Mauro Oliveira, Professor IFCE


Antes dos celulares, essas rapaduras eletrônicas que nos fazem refém de nós próprios, e das nuvens que não chovem bytes, o mundo digital era um altar centralizado, onde se rendia culto aos “zeuses” pesados do silício: os mainframes. 


Esses Golias computacionais – com seus armários refrigerados e sons de exaustores – ofereciam memória compartilhada e processamento central para os fiéis usuários, conectados por terminais burros que mais pareciam confessionários eletrônicos. 


A IBM, o Vaticano digital da época, era mais poderosa que uma ruma de Chico Gates, Edu Musk, Zé de Zukenberque e o beradeiro da Amazon (Jeff Algumacoisa) juntos numa Komby. 

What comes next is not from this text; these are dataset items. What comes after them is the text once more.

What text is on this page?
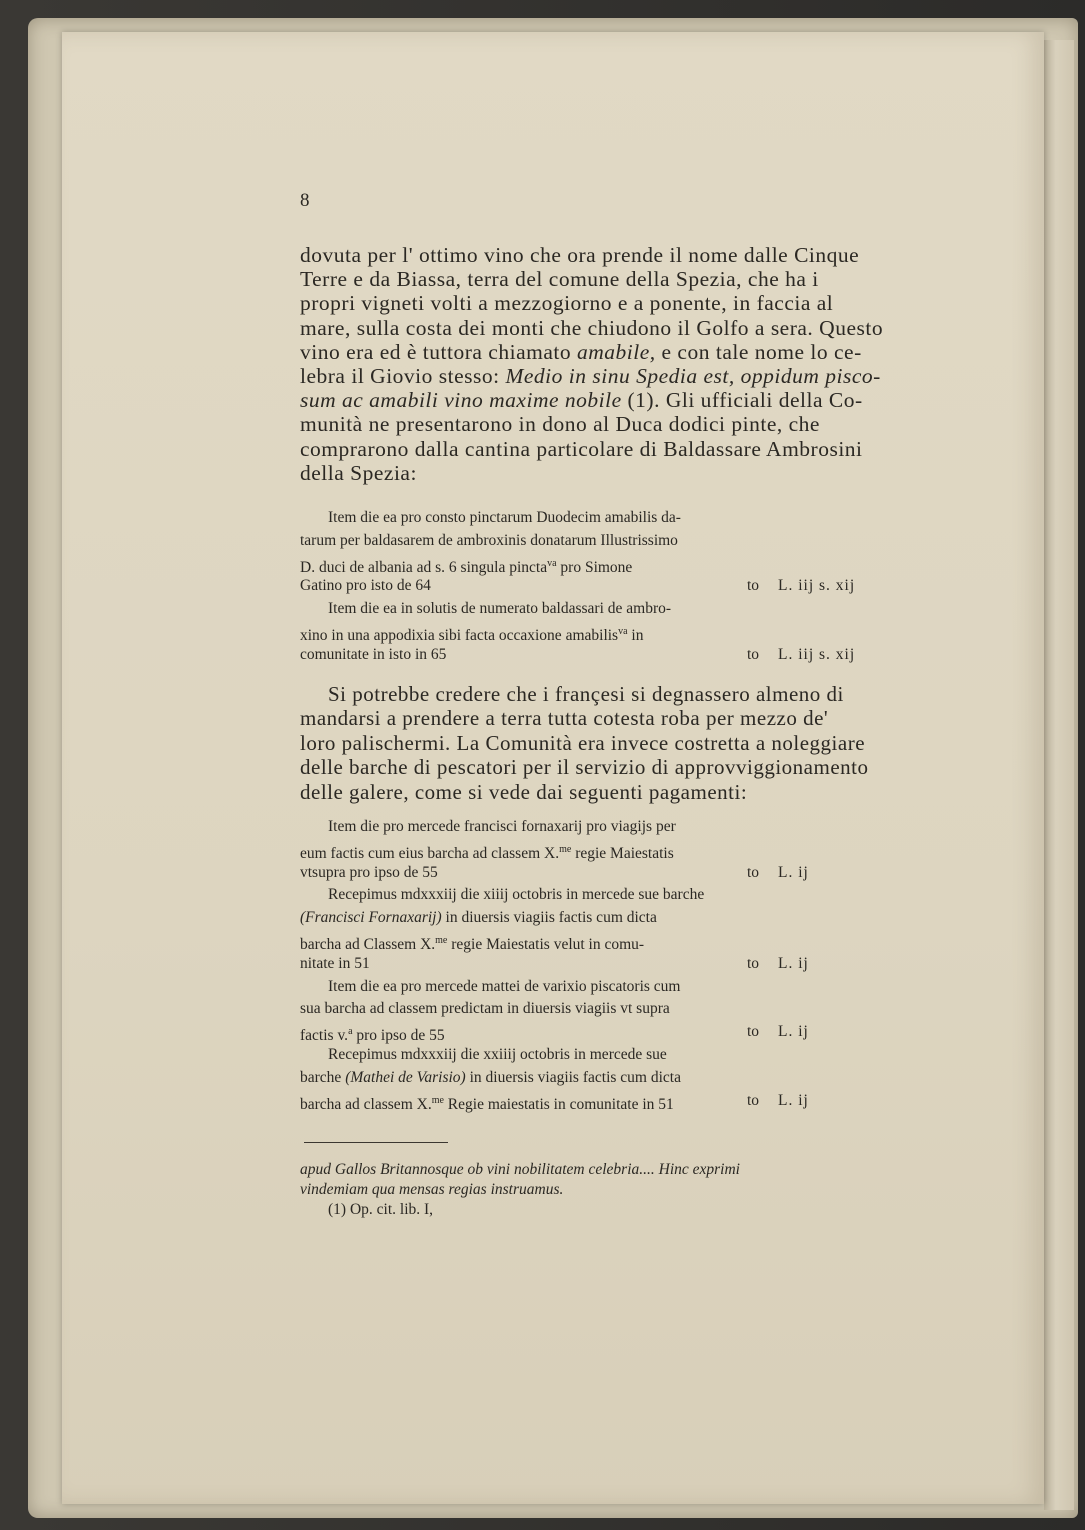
8
dovuta per l' ottimo vino che ora prende il nome dalle Cinque
Terre e da Biassa, terra del comune della Spezia, che ha i
propri vigneti volti a mezzogiorno e a ponente, in faccia al
mare, sulla costa dei monti che chiudono il Golfo a sera. Questo
vino era ed è tuttora chiamato amabile, e con tale nome lo ce-
lebra il Giovio stesso: Medio in sinu Spedia est, oppidum pisco-
sum ac amabili vino maxime nobile (1). Gli ufficiali della Co-
munità ne presentarono in dono al Duca dodici pinte, che
comprarono dalla cantina particolare di Baldassare Ambrosini
della Spezia:
Item die ea pro consto pinctarum Duodecim amabilis da-
tarum per baldasarem de ambroxinis donatarum Illustrissimo
D. duci de albania ad s. 6 singula pincta$^{va}$ pro Simone
Gatino pro isto de 64	to L. iij s. xij
Item die ea in solutis de numerato baldassari de ambro-
xino in una appodixia sibi facta occaxione amabilis$^{va}$ in
comunitate in isto in 65	to L. iij s. xij
Si potrebbe credere che i françesi si degnassero almeno di
mandarsi a prendere a terra tutta cotesta roba per mezzo de'
loro palischermi. La Comunità era invece costretta a noleggiare
delle barche di pescatori per il servizio di approvviggionamento
delle galere, come si vede dai seguenti pagamenti:
Item die pro mercede francisci fornaxarij pro viagijs per
eum factis cum eius barcha ad classem X.$^{me}$ regie Maiestatis
vtsupra pro ipso de 55	to L. ij
Recepimus mdxxxiij die xiiij octobris in mercede sue barche
(Francisci Fornaxarij) in diuersis viagiis factis cum dicta
barcha ad Classem X.$^{me}$ regie Maiestatis velut in comu-
nitate in 51	to L. ij
Item die ea pro mercede mattei de varixio piscatoris cum
sua barcha ad classem predictam in diuersis viagiis vt supra
factis v.$^a$ pro ipso de 55	to L. ij
Recepimus mdxxxiij die xxiiij octobris in mercede sue
barche (Mathei de Varisio) in diuersis viagiis factis cum dicta
barcha ad classem X.$^{me}$ Regie maiestatis in comunitate in 51	to L. ij
apud Gallos Britannosque ob vini nobilitatem celebria.... Hinc exprimi
vindemiam qua mensas regias instruamus.
(1) Op. cit. lib. I,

O modelo de negócio era simples: a IBM alugava os jumentões mainframes a preço de banana (de ouro) enquanto os vendedores com cara de pau juravam com convicção de padre em romaria (negando que o filho parecia mas não era dele) que aqueles monstrengos unidos jamais seriam vencidos! By the way, os bancos públicos foram os últimos a exorcizar os Golias e mimar os Davizinhos ... por que será, hein? 


Até que surge o downsizing... bem ali lá acolá, uma década depois daquele gol que o Carlos Alberto empurra a bola fora da TV, aí aparece o Pelé e BUFO (Brasil 4x1 Italia). Com a chegada das redes locais, os pequenos Davis computacionais começaram a se espalhar pelas empresas, ostentando autonomia, interfaces gráficas deliciosas e o charme juvenil do sistema operacional do Bill da Microsoft.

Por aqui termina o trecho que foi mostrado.